Monday, March 2, 2015

DISCUSSING THE LANGUAGE OF MARLOWE AND SHAKESPEARE OVER CURRY



“My guess is he wrote them because they were in him. And he must have traveled with players. One professor at Yale thought that had to have happened, probably with the Queen’s Men. Otherwise how did he learn to act and to write for the theater, such as it was, before London and the inn-yards and the Rose?”

“I was always fascinated by their war writings, much of that in Tamburlaine along with rivers of blood. Marlowe seemed to know about military paraphernalia. I think it was part two, ‘cavalierios and counterforts,’ how those words stick in the mind. He had an impressive grasp of detail.”

“I remember one line, ‘We will have gabions of six-foot broad,’ never looked up what gabions were. I need to brush up on my Marlowe.”

“Gabion means ‘cage’ in Italian. It’s when you encase rocks in mesh, wood or other frames to make walls, or in this case defenses.”

Mark tipped his glass in compliment. “I guess gabion is a lot more elegant than a ‘box of rocks.’ ”

Kate grinned and lifted her glass, “Marlowe talked inventory, but the poetry was stunning. You can see why they thought he was an atheist, ‘slaughtering gods’ and all that pagan imagery.”

“Shakespeare got inside soldier’s heads He must have seen it firsthand, been in it, or talked to men who were there.”

“At Agincourt, one soldier said something like ‘Morning comes,’ and another said ‘I have no desire to see the break of day,’ morbid humor before a battle.”

“Court and John Bates, there was one more if I remember. ‘We see the beginning of the day, but we shall never see the end of it.’ That sounded real, something soldiers, not nobles, would say. Williams?”

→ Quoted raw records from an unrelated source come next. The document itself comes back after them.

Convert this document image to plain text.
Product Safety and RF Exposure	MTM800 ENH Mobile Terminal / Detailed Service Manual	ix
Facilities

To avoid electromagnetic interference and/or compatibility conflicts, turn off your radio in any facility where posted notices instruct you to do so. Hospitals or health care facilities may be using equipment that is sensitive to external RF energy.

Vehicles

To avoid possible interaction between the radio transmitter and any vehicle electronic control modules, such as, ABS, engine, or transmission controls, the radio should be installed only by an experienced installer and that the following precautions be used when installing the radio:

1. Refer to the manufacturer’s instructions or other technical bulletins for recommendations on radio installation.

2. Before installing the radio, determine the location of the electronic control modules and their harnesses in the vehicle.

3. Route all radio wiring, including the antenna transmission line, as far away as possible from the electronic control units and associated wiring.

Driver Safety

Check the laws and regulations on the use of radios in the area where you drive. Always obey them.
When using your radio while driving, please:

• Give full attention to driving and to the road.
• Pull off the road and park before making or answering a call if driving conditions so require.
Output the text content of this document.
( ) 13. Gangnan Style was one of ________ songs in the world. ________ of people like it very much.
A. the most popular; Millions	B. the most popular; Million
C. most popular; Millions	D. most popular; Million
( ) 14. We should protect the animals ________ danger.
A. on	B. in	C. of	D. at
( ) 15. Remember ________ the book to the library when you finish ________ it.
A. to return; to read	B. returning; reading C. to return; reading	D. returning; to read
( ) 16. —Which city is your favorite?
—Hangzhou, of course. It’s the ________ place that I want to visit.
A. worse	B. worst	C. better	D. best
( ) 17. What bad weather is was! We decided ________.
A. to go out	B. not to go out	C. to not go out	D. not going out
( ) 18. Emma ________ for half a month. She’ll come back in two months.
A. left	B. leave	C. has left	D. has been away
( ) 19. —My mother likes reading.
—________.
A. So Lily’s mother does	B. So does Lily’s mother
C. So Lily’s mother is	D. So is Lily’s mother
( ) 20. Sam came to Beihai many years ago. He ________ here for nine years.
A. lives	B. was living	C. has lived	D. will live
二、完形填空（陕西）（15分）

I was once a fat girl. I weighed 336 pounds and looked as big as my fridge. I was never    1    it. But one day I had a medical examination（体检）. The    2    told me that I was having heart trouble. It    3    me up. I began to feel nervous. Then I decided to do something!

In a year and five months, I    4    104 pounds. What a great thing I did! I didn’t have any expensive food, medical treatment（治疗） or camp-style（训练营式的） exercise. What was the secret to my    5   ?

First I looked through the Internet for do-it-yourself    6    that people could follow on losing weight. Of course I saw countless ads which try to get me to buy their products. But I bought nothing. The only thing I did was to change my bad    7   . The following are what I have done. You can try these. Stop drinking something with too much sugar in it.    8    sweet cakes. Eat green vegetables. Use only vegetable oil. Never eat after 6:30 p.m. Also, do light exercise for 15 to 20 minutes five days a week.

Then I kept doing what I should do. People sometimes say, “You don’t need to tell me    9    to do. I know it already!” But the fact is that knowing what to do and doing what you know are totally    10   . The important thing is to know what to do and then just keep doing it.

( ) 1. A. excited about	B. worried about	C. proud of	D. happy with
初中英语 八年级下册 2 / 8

“Michael Williams, who gives Henry, disguised as a soldier, a good talking to. In Kenneth Branagh’s film version of Henry the Fifth, an actor named Michael Williams played the role, and he is the late husband of Judi Dench, who is also in the film.”

“Kate, you are a fount of interesting information.”

“Trending toward the gossipy, and I love Judi Dench, followed her career since I was a child. At the risk of changing the subject, please pass the chicken, careful of getting your dangling sleeve in the beef curry.”

“Dangling sleeve, ravelled sleeve?”

“Knit up your carefree, curried sleeve.” Their laughter was drawing attention from other diners. Kate looked around. “We’ve had one beer too many. Let’s go home and write more about Will’s life, time to start on him working around Stratford for his father, maybe a lawyer, too, doing some tutoring.”